Case ID: ad2d_169/html/0813-01.html
Source: Caselaw Access Project
Author: {"author": "", "license": "Public Domain", "url": "https://static.case.law/"}
Date Created: 2024-08-24T03:29:51.129683

Kathleen Gusmerotti, Respondent, v Joseph P. Martocci, Appellant.
   In a action, inter alia, to recover damages for personal injuries, the defendant appeals from an order of the Supreme Court, Suffolk County (Underwood, J.), dated March 14, 1989, which denied his motion to strike the plaintiff’s amended bill of particulars and granted the plaintiff’s cross motion for leave to serve an amended bill of particulars.

Ordered that the order is affirmed, without costs or disbursements.

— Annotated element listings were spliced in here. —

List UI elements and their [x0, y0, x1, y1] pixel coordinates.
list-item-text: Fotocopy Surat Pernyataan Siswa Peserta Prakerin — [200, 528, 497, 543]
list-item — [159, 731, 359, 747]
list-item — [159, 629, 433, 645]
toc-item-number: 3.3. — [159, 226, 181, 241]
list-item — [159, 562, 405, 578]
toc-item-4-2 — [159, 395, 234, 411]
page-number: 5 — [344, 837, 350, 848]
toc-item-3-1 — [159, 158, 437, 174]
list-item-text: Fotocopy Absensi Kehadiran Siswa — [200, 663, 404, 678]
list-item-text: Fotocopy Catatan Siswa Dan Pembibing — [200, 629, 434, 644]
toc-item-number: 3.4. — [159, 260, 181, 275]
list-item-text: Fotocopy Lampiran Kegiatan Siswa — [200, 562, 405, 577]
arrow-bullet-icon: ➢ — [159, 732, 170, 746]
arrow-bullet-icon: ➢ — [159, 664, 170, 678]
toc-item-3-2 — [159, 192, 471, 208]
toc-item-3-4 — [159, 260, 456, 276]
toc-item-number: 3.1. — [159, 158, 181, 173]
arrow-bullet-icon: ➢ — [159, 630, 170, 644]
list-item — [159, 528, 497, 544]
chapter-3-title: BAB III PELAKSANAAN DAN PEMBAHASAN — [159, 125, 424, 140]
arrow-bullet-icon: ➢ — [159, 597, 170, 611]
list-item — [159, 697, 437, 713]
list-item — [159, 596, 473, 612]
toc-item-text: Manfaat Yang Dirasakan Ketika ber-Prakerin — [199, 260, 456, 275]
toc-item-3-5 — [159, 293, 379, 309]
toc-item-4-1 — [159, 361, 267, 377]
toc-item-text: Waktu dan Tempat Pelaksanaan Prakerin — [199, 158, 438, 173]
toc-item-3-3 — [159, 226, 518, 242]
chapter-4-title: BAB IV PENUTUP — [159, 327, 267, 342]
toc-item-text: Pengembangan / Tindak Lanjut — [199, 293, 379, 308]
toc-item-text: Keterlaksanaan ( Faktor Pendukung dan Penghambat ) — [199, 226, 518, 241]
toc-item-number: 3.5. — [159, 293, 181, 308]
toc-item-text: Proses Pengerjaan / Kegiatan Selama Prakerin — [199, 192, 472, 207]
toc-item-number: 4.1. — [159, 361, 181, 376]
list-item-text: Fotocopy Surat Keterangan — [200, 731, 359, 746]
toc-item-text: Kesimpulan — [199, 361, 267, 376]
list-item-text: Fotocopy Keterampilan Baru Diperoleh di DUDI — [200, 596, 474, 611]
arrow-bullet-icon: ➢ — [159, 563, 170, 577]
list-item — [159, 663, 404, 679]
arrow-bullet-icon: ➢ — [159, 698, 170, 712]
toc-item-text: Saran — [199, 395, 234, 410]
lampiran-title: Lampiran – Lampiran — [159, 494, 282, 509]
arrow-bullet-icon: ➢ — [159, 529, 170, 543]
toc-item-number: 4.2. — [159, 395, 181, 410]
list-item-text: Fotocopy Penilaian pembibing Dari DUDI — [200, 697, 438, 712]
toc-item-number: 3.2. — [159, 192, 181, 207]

Contrary to the defendant’s contentions we find that the court did not improvidently exercise its discretion in granting the plaintiff leave to serve an amended bill of particulars. Notwithstanding the fact that a note of issue had previously been served and filed herein, leave to serve an amended bill may still be granted in the interest of justice, absent a showing of prejudice to the defendant (see, 6 Carmody-Wait 2d § 36:67; 3 Weinstein-Korn-Miller, NY Civ Prac ¶ 3042.15). In the instant case, we agree with the Supreme Court’s finding that the plaintiff’s proposed amended bill did not advance new causes of action and that the defendant would not be prejudiced by its service. Indeed, we find that the proposed amended bill sets forth properly particularized claims apprising the defendant of the exact theories underlying the plaintiffs case. While the plaintiff should have made such disclosures in her original bill, we cannot agree with the defendant that these are new allegations of negligence nor that he will be prejudiced by the service of the amended bill herein. Thus, it was not an improvident exercise of the court’s discretion to grant the plaintiff leave to serve her amended bill of particulars (see, Scarangello v State of New York, 111 AD2d 798; Ostrick v Mount Sinai Hosp., 56 AD2d 646; Jones v Public Taxi, 34 AD2d 876). Brown, J. P., Harwood, Miller and Ritter, JJ., concur.